Sorry, Elder. We didn’t know. These are matters inherent in the magical practice in this world. Our knowledge about their practices are sketchy and outdated, Tyler heard X apologize. He didn’t reply. His guide could hardly be considered an expert in the details of Adar’s magical arts. They specialize in a totally different form of energy for one, and whatever information they had was, as X mentioned, millennia out of date.
“Where are we?” Tyler asked, trying to change the topic which presently focused on his failings.
“Inside the staff, of course,” the entity answered with disbelief.
That question really sounded dumb, Tyler reflected. But being rushed in the middle of a confused state didn’t help achieve clear thinking on his part.
“No, no. I meant what is this? This great castle. The material,” the mage rushed to explain.
“Well, you better ask Hephaestus’s contribution. He made it. Come, come! They’re waiting.” The reply resulted in the entity grabbing his right arm anew and pulling him in the direction of a large metal door.
“Wait! Let me get my bearings! I just arrived, you know that. And this…” Tyler gestured at his surroundings, “is one I didn’t expect to see.”
“What did you expect? A wasteland of snow and ice? Or an abysmal plain filled with flaming craters and burning lava? The blankness of an empty space? Hah! Mighty uncomfortable. Now, this Keep is more like it. Each arrival contributed to it. Feels a bit like home now. But you’ll know about those details,” replied Rumpr’s look-a-like.
“And why do you look like Rumpr?”
“Because… I… came… from… his… power,” came the slow reply.
“So, the others look like the beings that granted the energy?”
The entity shook his head and looked at the stone ceiling, muttering to himself in a voice so low that Tyler couldn’t make out what he was saying.
“That was a valid question,” he ventured.

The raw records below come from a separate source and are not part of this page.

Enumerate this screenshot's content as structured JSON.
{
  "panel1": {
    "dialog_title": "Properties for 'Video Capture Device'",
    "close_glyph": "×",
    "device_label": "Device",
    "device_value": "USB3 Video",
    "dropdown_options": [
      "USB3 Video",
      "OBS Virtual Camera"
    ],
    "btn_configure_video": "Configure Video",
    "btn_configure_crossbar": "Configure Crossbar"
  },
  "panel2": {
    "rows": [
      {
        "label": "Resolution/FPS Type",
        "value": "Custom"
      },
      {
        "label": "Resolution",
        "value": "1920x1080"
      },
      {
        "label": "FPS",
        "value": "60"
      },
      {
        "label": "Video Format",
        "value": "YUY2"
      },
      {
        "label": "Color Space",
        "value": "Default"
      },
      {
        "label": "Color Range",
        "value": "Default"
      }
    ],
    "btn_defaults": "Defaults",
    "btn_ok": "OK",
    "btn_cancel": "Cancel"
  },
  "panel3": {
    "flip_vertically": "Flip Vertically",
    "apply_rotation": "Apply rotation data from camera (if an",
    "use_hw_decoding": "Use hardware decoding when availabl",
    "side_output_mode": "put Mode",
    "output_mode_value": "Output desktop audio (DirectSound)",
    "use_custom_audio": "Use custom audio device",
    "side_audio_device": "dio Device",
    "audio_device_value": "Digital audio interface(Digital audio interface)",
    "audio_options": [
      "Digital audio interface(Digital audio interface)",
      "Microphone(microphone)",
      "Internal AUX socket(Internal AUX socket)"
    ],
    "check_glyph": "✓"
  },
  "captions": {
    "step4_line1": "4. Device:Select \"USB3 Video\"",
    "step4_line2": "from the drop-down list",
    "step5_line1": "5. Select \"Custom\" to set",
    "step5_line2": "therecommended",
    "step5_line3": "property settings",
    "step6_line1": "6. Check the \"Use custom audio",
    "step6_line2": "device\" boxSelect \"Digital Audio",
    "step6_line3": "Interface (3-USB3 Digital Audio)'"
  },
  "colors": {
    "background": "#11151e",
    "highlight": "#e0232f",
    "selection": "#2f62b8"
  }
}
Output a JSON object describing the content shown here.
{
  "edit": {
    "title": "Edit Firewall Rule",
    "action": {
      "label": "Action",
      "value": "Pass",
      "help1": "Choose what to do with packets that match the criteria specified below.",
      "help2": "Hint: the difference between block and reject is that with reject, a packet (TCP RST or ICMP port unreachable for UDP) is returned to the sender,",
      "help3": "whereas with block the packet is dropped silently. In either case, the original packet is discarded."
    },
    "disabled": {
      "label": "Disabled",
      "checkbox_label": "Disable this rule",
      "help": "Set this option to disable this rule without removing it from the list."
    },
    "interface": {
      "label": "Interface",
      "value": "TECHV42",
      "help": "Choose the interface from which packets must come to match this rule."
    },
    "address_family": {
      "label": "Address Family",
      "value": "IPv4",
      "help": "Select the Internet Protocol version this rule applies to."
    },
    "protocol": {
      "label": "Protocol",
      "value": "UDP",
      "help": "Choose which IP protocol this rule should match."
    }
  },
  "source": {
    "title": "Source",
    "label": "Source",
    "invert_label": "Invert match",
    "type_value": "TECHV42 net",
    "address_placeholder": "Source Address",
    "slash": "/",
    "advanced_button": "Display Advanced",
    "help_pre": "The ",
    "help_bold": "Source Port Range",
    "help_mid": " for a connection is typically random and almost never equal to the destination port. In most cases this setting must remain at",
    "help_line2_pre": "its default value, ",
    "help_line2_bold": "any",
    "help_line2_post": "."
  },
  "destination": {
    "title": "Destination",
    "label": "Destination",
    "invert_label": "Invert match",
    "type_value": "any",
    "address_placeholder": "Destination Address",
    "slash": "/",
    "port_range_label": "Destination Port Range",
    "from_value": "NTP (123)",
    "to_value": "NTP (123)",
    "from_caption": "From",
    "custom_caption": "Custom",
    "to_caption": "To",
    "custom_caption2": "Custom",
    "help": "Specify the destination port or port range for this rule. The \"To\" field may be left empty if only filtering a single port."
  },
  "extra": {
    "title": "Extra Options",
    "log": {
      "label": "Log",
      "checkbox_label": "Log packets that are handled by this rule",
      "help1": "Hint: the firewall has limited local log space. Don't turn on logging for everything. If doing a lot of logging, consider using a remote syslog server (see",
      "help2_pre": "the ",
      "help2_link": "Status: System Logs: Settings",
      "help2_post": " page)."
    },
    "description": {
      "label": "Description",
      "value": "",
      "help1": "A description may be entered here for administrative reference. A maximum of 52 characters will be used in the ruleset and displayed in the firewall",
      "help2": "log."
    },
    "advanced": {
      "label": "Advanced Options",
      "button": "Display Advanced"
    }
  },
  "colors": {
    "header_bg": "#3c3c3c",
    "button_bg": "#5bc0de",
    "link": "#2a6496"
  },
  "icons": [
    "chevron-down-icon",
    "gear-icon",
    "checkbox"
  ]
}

“Well, lad, or master, whichever you prefer, all your questions will be answered in that hall where the others are waiting,” calmly came the reply. “And the longer we stay out here, the more worried they will be. You wouldn’t like it when they’re worried. We already fought for you. You saw what they could do even not being at full strength.”
“Right. Let’s do this,” said Tyler finally.
“Good call. Follow me.”
The duo walked several feet to the door. The being signaled to Tyler to wait and where to stand. Then he opened the massive door.
As the metal panel swung open, the mage saw a large meeting hall with a long wooden table right after the door. The chairs on both ends were empty, but the seats at the sides were occupied by entities of dissimilar shapes, sizes, and forms.
His companion stepped inside and stood to one side.
“The First Mage comes,” he announced. Loudly.